The author of the original piece, David Martin, hopes that "you'll reach the end of the debate experiencing a warm, pleasant buzz. But if you're really lucky, you'll pass out by 10 o'clock and won't have to listen to the closing statements. Cheers!"

September 24, 2004

This is scary stuff

Several news outlets (The Washington Post, for example) reported yesterday on a bill that "would prevent the Supreme Court from ruling on whether the words 'under God' should be stricken from the Pledge of Allegiance." Thankfully, the folks at the Associated Press don't feel it important enough to mention the bill number, so this information required some searching.

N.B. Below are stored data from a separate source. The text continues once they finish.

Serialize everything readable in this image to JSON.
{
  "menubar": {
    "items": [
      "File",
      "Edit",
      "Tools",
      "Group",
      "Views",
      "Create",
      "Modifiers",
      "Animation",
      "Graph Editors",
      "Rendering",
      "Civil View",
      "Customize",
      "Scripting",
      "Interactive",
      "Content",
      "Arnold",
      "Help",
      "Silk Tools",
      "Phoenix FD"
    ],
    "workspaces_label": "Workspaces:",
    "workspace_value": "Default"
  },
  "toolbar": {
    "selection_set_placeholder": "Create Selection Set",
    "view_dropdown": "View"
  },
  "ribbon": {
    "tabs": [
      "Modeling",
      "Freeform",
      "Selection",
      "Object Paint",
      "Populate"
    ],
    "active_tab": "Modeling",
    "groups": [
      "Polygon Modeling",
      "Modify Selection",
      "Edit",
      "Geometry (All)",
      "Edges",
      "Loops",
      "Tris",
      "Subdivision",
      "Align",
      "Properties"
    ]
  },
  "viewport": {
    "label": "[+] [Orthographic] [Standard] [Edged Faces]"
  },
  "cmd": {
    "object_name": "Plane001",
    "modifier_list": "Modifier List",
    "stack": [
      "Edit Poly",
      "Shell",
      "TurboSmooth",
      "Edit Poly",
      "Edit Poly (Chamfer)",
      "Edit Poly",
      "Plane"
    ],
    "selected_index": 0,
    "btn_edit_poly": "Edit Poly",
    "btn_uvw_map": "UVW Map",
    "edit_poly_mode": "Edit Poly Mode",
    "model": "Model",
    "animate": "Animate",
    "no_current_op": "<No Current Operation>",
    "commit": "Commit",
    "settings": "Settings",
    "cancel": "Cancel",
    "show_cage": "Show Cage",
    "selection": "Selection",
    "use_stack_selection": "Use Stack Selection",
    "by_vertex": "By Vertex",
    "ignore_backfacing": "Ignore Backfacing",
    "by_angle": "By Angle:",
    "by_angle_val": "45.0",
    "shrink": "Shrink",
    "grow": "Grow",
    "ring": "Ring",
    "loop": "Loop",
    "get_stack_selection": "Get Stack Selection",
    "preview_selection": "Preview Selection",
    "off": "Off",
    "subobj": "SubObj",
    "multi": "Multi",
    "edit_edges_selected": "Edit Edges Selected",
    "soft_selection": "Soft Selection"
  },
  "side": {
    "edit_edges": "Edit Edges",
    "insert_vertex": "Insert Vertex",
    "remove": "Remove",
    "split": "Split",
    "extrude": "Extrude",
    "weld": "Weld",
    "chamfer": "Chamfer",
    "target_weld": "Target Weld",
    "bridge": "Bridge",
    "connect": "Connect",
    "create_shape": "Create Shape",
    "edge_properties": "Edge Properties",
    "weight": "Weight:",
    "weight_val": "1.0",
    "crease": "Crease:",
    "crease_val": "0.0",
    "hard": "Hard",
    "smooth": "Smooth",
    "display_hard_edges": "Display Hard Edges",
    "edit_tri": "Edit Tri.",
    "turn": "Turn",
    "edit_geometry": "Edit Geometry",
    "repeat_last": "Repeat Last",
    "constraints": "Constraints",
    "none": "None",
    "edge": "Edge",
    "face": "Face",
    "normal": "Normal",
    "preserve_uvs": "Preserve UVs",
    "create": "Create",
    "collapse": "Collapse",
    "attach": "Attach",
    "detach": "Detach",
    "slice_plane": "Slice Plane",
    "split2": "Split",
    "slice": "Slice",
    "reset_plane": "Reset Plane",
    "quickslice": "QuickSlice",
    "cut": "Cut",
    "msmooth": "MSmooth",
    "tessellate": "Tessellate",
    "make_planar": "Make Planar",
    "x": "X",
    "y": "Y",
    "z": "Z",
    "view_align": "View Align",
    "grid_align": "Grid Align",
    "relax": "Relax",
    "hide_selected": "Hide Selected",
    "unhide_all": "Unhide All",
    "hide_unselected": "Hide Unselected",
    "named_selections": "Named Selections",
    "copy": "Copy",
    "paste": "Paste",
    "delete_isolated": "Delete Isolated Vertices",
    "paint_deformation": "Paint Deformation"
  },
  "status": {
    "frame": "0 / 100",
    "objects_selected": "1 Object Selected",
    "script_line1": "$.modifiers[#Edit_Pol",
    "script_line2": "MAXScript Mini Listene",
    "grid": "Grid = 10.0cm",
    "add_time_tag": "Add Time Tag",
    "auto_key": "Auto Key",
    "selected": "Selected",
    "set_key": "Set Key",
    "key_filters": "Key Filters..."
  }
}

The bill in question is not H.R. 3893, the We the People Act, which I wrote about back in June. The bill is H.R. 2028, the Pledge Protection Act of 2003. It specifically refers to the Pledge of Allegiance and is about one sentence long:

No court established by Act of Congress shall have jurisdiction to hear or determine any claim that the recitation of the Pledge of Allegiance, as set forth in section 4 of title 4, violates the first article of amendment to the Constitution of the United States.

And the worst part is that Congress does have the power to tell the courts what they can and cannot rule on. Article III, Section 2 of the U.S. Constitution says that the Supreme Court has appellate jurisdiction (the ability to hear appeals on cases from lower courts) "with such exceptions, and under such regulations as the Congress shall make." Also note that the federal court system is not established in the Constitution, even though the power to establish such a system is granted to Congress in Article I, Section 8. The federal court system was established by Congress back in 1789, and since it was established by Congress, it can be regulated by Congress.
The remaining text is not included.